## Question 11:

### Part (a):

| Answer/Working | Marks | Guidance |
|---|---|---|
| $\frac{dy}{dx} = \frac{3}{2}x^2 - \frac{27}{2}x^{\frac{1}{2}} - 8x^{-2}$ | M1A1A1A1 | M1: attempt to differentiate $x^n \to x^{n-1}$; 1st A1: one correct term in $x$; 2nd A1: 2 terms correct; 3rd A1: all correct $x$ terms, no 30 term and no $+c$ |
| | **(4)** | |

### Part (b):

| Answer/Working | Marks | Guidance |
|---|---|---|
| $x=4 \Rightarrow y = \frac{1}{2}\times 64 - 9\times 2^3 + \frac{8}{4} + 30$ | M1 | Substituting $x=4$ into $y$ and attempting $4^{\frac{3}{2}}$ |
| $= 32 - 72 + 2 + 30 = \underline{-8}$ * | A1cso | Note this is a printed answer |
| | **(2)** | |

### Part (c):

| Answer/Working | Marks | Guidance |
|---|---|---|
| $x=4 \Rightarrow y' = \frac{3}{2}\times 4^2 - \frac{27}{2}\times 2 - \frac{8}{16}$ | M1 | Substitute $x=4$ into $y'$ (allow slips) |
| $= 24 - 27 - \frac{1}{2} = -\frac{7}{2}$ | A1 | Obtains $-3.5$ or equivalent |
| Gradient of normal $= -1 \div \left(-\frac{7}{2}\right)$ | M1 | Correct use of perpendicular gradient rule using their gradient.
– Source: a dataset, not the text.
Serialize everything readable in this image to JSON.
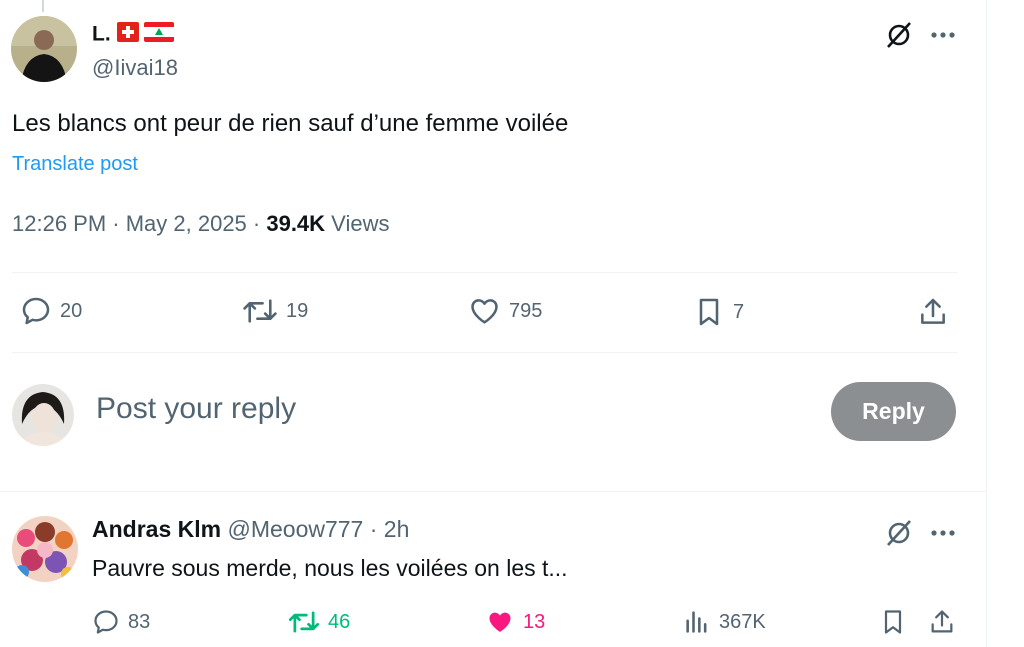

Gradient must come from $y'$ |
| Equation of normal: $y - {-8} = \frac{2}{7}(x-4)$ | M1A1ft | 3rd M1: attempt at equation of tangent or normal at $P$; A1ft: correct use of changed gradient to find **normal** at $P$. Depends on 1st, 2nd and 3rd Ms |
| $\underline{7y - 2x + 64 = 0}$ | A1 | Any equivalent form with integer coefficients |
| | **(6)** | |